After the bloodiest week in Iraq in 3 years, fears have escalated following the leak of a security document warning of killings in Baghdad.
And a leaked security document released by the Baghdad Operational Command yesterday, Friday, revealed that “illegal” armed groups were carrying out killings in the Iraqi capital.
According to the same document, which was released by Iraqi media, the planned killings would take place in “vehicles with shaded numbers or motorcycles carrying more than one person.”
However, the leaked security document does not reveal the Iraqi figures who are the targets of the expected killings, or even the armed groups that plan to carry them out.
The Baghdad Operational Command is one of 9 such commands that make up the Iraqi Joint Operational Command, which in turn is a collaboration of several Iraqi military institutions to manage and coordinate military operations in Iraq and was established in 2007.
street boiling
Security concerns are rising as protests escalate after Tishreen stepped into the line of conflict between the Sadrist movement and the Coordination Framework.
Two days after the end of the protests and the sit-in by the two sides of the conflict, the “Sadrists and Ramka”, the coordinating movements of the “October protests” called for central demonstrations in the capital, Baghdad, in response to poor general conditions and the persistence of the political crisis caused by the elections in early October , and its consequences.

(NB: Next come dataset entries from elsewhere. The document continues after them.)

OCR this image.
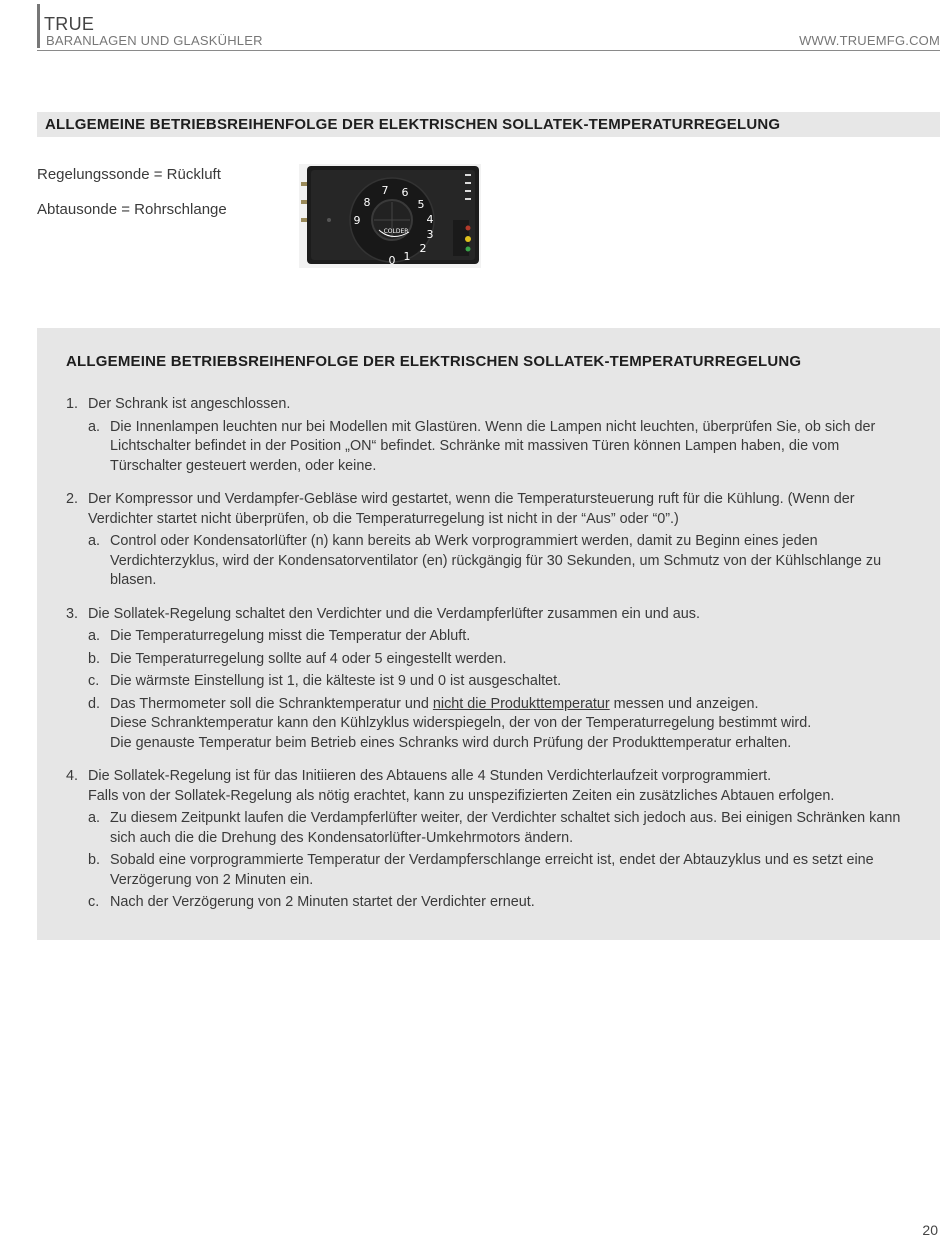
TRUE
BARANLAGEN UND GLASKÜHLER	WWW.TRUEMFG.COM
ALLGEMEINE BETRIEBSREIHENFOLGE DER ELEKTRISCHEN SOLLATEK-TEMPERATURREGELUNG
Regelungssonde = Rückluft
Abtausonde = Rohrschlange
9
8
7 6
5
4
3
2
1
0
COLDER
ALLGEMEINE BETRIEBSREIHENFOLGE DER ELEKTRISCHEN SOLLATEK-TEMPERATURREGELUNG
1. Der Schrank ist angeschlossen.
a. Die Innenlampen leuchten nur bei Modellen mit Glastüren. Wenn die Lampen nicht leuchten, überprüfen Sie, ob sich der Lichtschalter befindet in der Position „ON“ befindet. Schränke mit massiven Türen können Lampen haben, die vom Türschalter gesteuert werden, oder keine.
2. Der Kompressor und Verdampfer-Gebläse wird gestartet, wenn die Temperatursteuerung ruft für die Kühlung. (Wenn der Verdichter startet nicht überprüfen, ob die Temperaturregelung ist nicht in der “Aus” oder “0”.)
a. Control oder Kondensatorlüfter (n) kann bereits ab Werk vorprogrammiert werden, damit zu Beginn eines jeden Verdichterzyklus, wird der Kondensatorventilator (en) rückgängig für 30 Sekunden, um Schmutz von der Kühlschlange zu blasen.
3. Die Sollatek-Regelung schaltet den Verdichter und die Verdampferlüfter zusammen ein und aus.
a. Die Temperaturregelung misst die Temperatur der Abluft.
b. Die Temperaturregelung sollte auf 4 oder 5 eingestellt werden.
c. Die wärmste Einstellung ist 1, die kälteste ist 9 und 0 ist ausgeschaltet.
d. Das Thermometer soll die Schranktemperatur und nicht die Produkttemperatur messen und anzeigen.
Diese Schranktemperatur kann den Kühlzyklus widerspiegeln, der von der Temperaturregelung bestimmt wird.
Die genauste Temperatur beim Betrieb eines Schranks wird durch Prüfung der Produkttemperatur erhalten.
4. Die Sollatek-Regelung ist für das Initiieren des Abtauens alle 4 Stunden Verdichterlaufzeit vorprogrammiert.
Falls von der Sollatek-Regelung als nötig erachtet, kann zu unspezifizierten Zeiten ein zusätzliches Abtauen erfolgen.
a. Zu diesem Zeitpunkt laufen die Verdampferlüfter weiter, der Verdichter schaltet sich jedoch aus. Bei einigen Schränken kann sich auch die die Drehung des Kondensatorlüfter-Umkehrmotors ändern.
b. Sobald eine vorprogrammierte Temperatur der Verdampferschlange erreicht ist, endet der Abtauzyklus und es setzt eine Verzögerung von 2 Minuten ein.
c. Nach der Verzögerung von 2 Minuten startet der Verdichter erneut.
20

On Friday afternoon, hundreds of protesters gathered in Nisour Square, west of the capital Baghdad, and put forward slogans for change, presented by banners bearing the unequivocal slogan “Iran will not rule over us.”

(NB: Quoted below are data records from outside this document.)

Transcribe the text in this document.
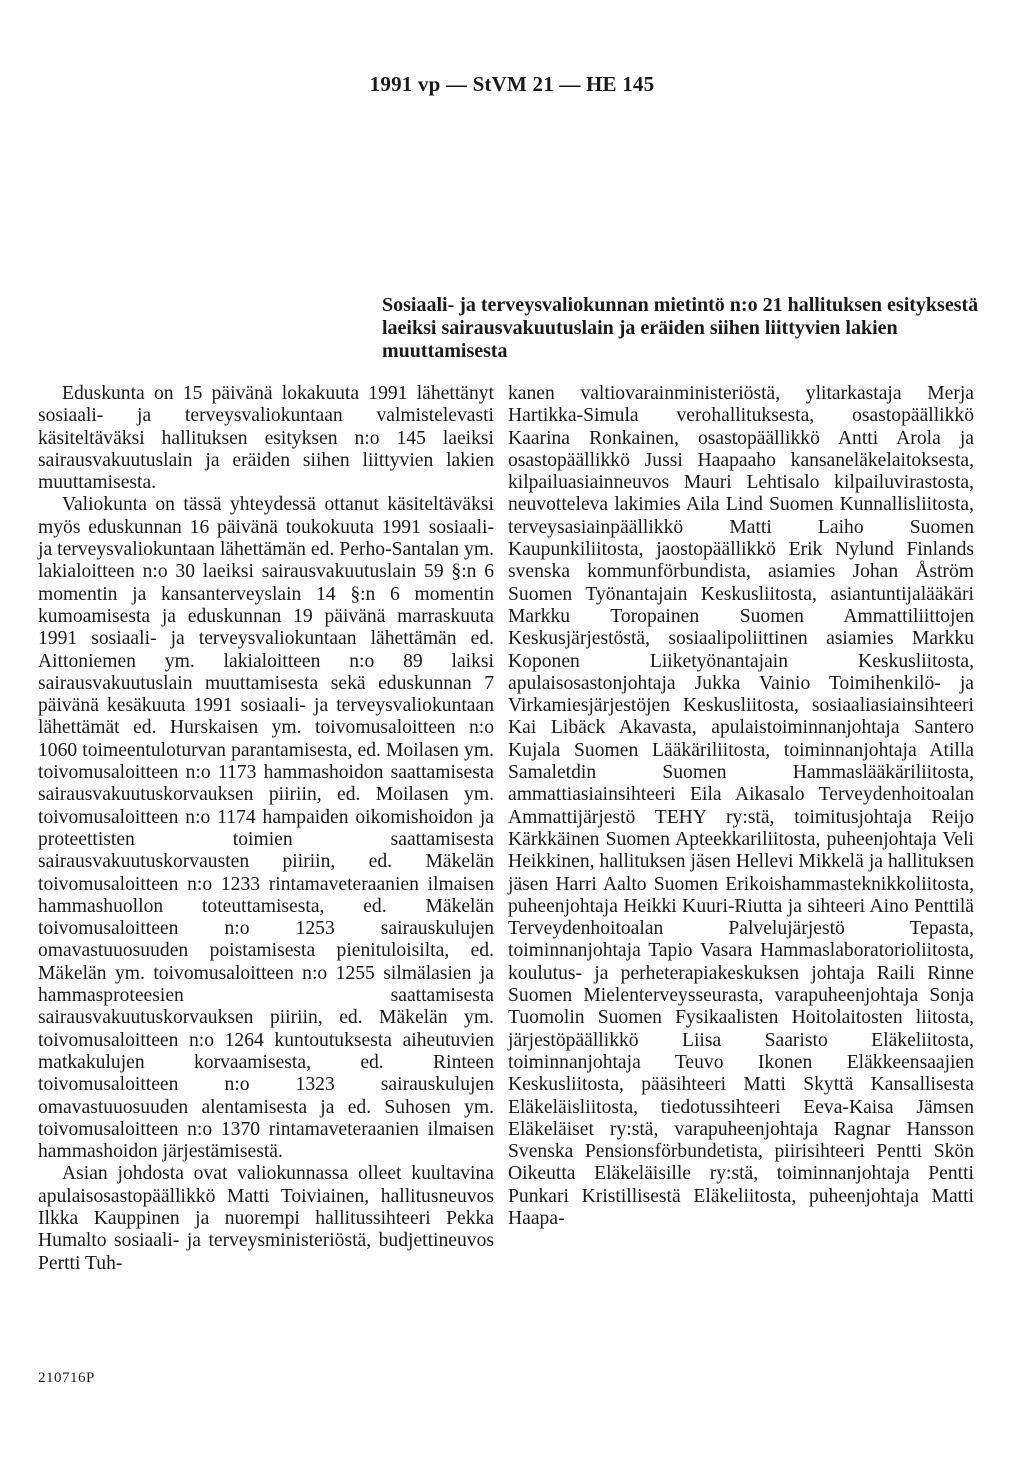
1991 vp — StVM 21 — HE 145
Sosiaali- ja terveysvaliokunnan mietintö n:o 21 hallituksen esityksestä laeiksi sairausvakuutuslain ja eräiden siihen liittyvien lakien muuttamisesta

Eduskunta on 15 päivänä lokakuuta 1991 lähettänyt sosiaali- ja terveysvaliokuntaan valmistelevasti käsiteltäväksi hallituksen esityksen n:o 145 laeiksi sairausvakuutuslain ja eräiden siihen liittyvien lakien muuttamisesta.

Valiokunta on tässä yhteydessä ottanut käsiteltäväksi myös eduskunnan 16 päivänä toukokuuta 1991 sosiaali- ja terveysvaliokuntaan lähettämän ed. Perho-Santalan ym. lakialoitteen n:o 30 laeiksi sairausvakuutuslain 59 §:n 6 momentin ja kansanterveyslain 14 §:n 6 momentin kumoamisesta ja eduskunnan 19 päivänä marraskuuta 1991 sosiaali- ja terveysvaliokuntaan lähettämän ed. Aittoniemen ym. lakialoitteen n:o 89 laiksi sairausvakuutuslain muuttamisesta sekä eduskunnan 7 päivänä kesäkuuta 1991 sosiaali- ja terveysvaliokuntaan lähettämät ed. Hurskaisen ym. toivomusaloitteen n:o 1060 toimeentuloturvan parantamisesta, ed. Moilasen ym. toivomusaloitteen n:o 1173 hammashoidon saattamisesta sairausvakuutuskorvauksen piiriin, ed. Moilasen ym. toivomusaloitteen n:o 1174 hampaiden oikomishoidon ja proteettisten toimien saattamisesta sairausvakuutuskorvausten piiriin, ed. Mäkelän toivomusaloitteen n:o 1233 rintamaveteraanien ilmaisen hammashuollon toteuttamisesta, ed. Mäkelän toivomusaloitteen n:o 1253 sairauskulujen omavastuuosuuden poistamisesta pienituloisilta, ed. Mäkelän ym. toivomusaloitteen n:o 1255 silmälasien ja hammasproteesien saattamisesta sairausvakuutuskorvauksen piiriin, ed. Mäkelän ym. toivomusaloitteen n:o 1264 kuntoutuksesta aiheutuvien matkakulujen korvaamisesta, ed. Rinteen toivomusaloitteen n:o 1323 sairauskulujen omavastuuosuuden alentamisesta ja ed. Suhosen ym. toivomusaloitteen n:o 1370 rintamaveteraanien ilmaisen hammashoidon järjestämisestä.

Asian johdosta ovat valiokunnassa olleet kuultavina apulaisosastopäällikkö Matti Toiviainen, hallitusneuvos Ilkka Kauppinen ja nuorempi hallitussihteeri Pekka Humalto sosiaali- ja terveysministeriöstä, budjettineuvos Pertti Tuh-

kanen valtiovarainministeriöstä, ylitarkastaja Merja Hartikka-Simula verohallituksesta, osastopäällikkö Kaarina Ronkainen, osastopäällikkö Antti Arola ja osastopäällikkö Jussi Haapaaho kansaneläkelaitoksesta, kilpailuasiainneuvos Mauri Lehtisalo kilpailuvirastosta, neuvotteleva lakimies Aila Lind Suomen Kunnallisliitosta, terveysasiainpäällikkö Matti Laiho Suomen Kaupunkiliitosta, jaostopäällikkö Erik Nylund Finlands svenska kommunförbundista, asiamies Johan Åström Suomen Työnantajain Keskusliitosta, asiantuntijalääkäri Markku Toropainen Suomen Ammattiliittojen Keskusjärjestöstä, sosiaalipoliittinen asiamies Markku Koponen Liiketyönantajain Keskusliitosta, apulaisosastonjohtaja Jukka Vainio Toimihenkilö- ja Virkamiesjärjestöjen Keskusliitosta, sosiaaliasiainsihteeri Kai Libäck Akavasta, apulaistoiminnanjohtaja Santero Kujala Suomen Lääkäriliitosta, toiminnanjohtaja Atilla Samaletdin Suomen Hammaslääkäriliitosta, ammattiasiainsihteeri Eila Aikasalo Terveydenhoitoalan Ammattijärjestö TEHY ry:stä, toimitusjohtaja Reijo Kärkkäinen Suomen Apteekkariliitosta, puheenjohtaja Veli Heikkinen, hallituksen jäsen Hellevi Mikkelä ja hallituksen jäsen Harri Aalto Suomen Erikoishammasteknikkoliitosta, puheenjohtaja Heikki Kuuri-Riutta ja sihteeri Aino Penttilä Terveydenhoitoalan Palvelujärjestö Tepasta, toiminnanjohtaja Tapio Vasara Hammaslaboratorioliitosta, koulutus- ja perheterapiakeskuksen johtaja Raili Rinne Suomen Mielenterveysseurasta, varapuheenjohtaja Sonja Tuomolin Suomen Fysikaalisten Hoitolaitosten liitosta, järjestöpäällikkö Liisa Saaristo Eläkeliitosta, toiminnanjohtaja Teuvo Ikonen Eläkkeensaajien Keskusliitosta, pääsihteeri Matti Skyttä Kansallisesta Eläkeläisliitosta, tiedotussihteeri Eeva-Kaisa Jämsen Eläkeläiset ry:stä, varapuheenjohtaja Ragnar Hansson Svenska Pensionsförbundetista, piirisihteeri Pentti Skön Oikeutta Eläkeläisille ry:stä, toiminnanjohtaja Pentti Punkari Kristillisestä Eläkeliitosta, puheenjohtaja Matti Haapa-

210716P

The demonstrators, who appeared angry and outraged at what was happening in Iraq, denounced the political subordination and demonstration of sovereignty to regional and international will.
The dissolution of the current Iraqi parliament and the holding of early legislative elections has been a constant demand, but demonstrators in Baghdad have demanded that certain provisions of the constitution and electoral law be amended in such a way as to ensure that copies of the consensus and quotas are not repeated in future governments.
It is noteworthy that the head of the Sadrist movement, Muqtada al-Sadr, a few days after the storming of the presidential district in Baghdad by his supporters in July last year, called for the dissolution of the parliament and entrusting this task to the judiciary, as well as to achieve an early election.
Many political forces expressed solidarity with these demands, with the exception of some structures included in the coordination structure, which al-Sadr called the “sinister trinity.”
These demands have exacerbated a difficult situation between the two sides of the Shia conflict, leading to armed clashes in the presidential district late last month that ended in the deaths and injuries of dozens of people, forcing al-Sadr to call on his supporters to back off and stop the peaceful protests.
The demands of the demonstrators in Al-Nusour Square are similar to those of Al-Sadr’s recent calls, but they go further, condemning all political forces operating on the ground and holding them responsible for the current situation.
The Iraqi security service is in an unenviable position between a massive security operation for demonstrators and the terrorist organization ISIS’ attacks against its forces, most recently in Anbar province in western Iraq on Friday.
ISIS frequently uses open, rugged terrain as hideouts and secret headquarters to plan and carry out attacks in exchange for Iraqi forces’ continuous military operations to harass terrorist cells.
The political scene in Iraq has been complicated since October last year, but divisions between the parties have reached the point of fighting in the capital Baghdad amid warnings that ISIS is capitalizing on an escalating political conflict.